Additionally Walmart has plans of creating its own private label beer and marketing only through its stores and, of course, it will be offered at a lower price with, no doubt, a higher profit margin for Walmart than selling known beer brands.
Open Sundays – Currently, liquor stores are required to be closed on Sunday. SQ 791 says stores licensed to sell alcoholic beverages are permitted to do so any day except for Thanksgiving and Christmas days.
Both questions will very likely be on the ballot. Voters have the option of voting “yes” or “no” on each questions.
What we do not know is if both issues could possibly pass. What if a voter, instead of choosing a preferred choice, votes for both?
I don’t have an answer for that one.
It does appear Oklahoma voters have decided they want to buy stronger beer in their convenience/grocery stores and they want the option of buying cold strong beer in package retail stores.
Nov. 8 is their opportunity to have their way.
No public funds used for religious purposes:
This would be an Oklahoma law so, at this point; we don’t have to worry about taking “In God We Trust” off our currency.
At face value, the notion of passing this law nauseates me.
In the United States of America, we should be able to have the Ten Commandments displayed at every public building. We should have “On Nation Under God” on every state and federal public building.
Then, a friend asked, what if the teacher decides to pass a Koran to each of the students?

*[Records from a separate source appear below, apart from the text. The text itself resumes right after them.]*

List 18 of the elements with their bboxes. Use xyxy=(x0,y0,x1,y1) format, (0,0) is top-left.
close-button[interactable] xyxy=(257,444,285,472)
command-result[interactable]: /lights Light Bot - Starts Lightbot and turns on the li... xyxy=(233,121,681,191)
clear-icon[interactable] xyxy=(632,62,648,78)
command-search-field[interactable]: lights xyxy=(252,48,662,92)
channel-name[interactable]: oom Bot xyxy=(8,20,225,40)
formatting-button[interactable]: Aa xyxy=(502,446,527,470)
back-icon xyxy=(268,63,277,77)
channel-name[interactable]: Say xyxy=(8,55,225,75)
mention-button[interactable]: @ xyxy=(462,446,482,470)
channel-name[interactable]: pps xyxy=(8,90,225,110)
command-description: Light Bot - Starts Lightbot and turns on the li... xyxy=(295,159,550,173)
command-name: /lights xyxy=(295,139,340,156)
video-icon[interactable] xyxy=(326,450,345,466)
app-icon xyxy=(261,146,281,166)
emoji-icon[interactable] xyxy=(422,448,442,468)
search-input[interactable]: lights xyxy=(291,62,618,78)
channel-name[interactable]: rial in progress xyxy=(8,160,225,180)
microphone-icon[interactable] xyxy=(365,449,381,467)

We’ll vote “no” on this one preferring to trust that Christians have as much courage to say “yes” to posting Christian messages on or around public buildings as non-Christians have to say “no.”
It is not required nor is it reasonable to expect everyone to be happy. It is perfectly okay for non-Christians to be very opposed to measures Christians choose to take. Regardless of what the politically correct choose to believe, this is a Christian country founded — our very foundation — is on Christian principles.
If you don’t like it, fine. Get over it.
We cannot leave this one alone. In Oklahoma? Really? We wonder what proposed new law, in the history of this state, got defeated the worst.
This one will set a new record.
Only the naïve would believe that legalizing medical marijuana is not a precursor to legalizing recreational marijuana.
Maybe it’s a good deal. Let’s legalize recreational grass and put a healthy tax on it and earmark that tax for education. Would that work? Of course not – we tried that on the lottery.
Legalizing marijuana on any terms will not be passed in Oklahoma in our lifetime. I could be we wrong?
I was stunned when the American public elected Barack Hussein Obama into the presidency for a second term.
If Oklahoma legalizes medical marijuana, it will support Hillary Clinton for president on the same day.
Ain’t gonna happen.
There are lots of initiative petitions going around. Much will be decided on Nov. 8. The take-away today is register to vote. There will be so much on which to vote, which could conceivably change our lives forever that everyone eligible to vote should exercise their right to do so. It’s that big of a deal.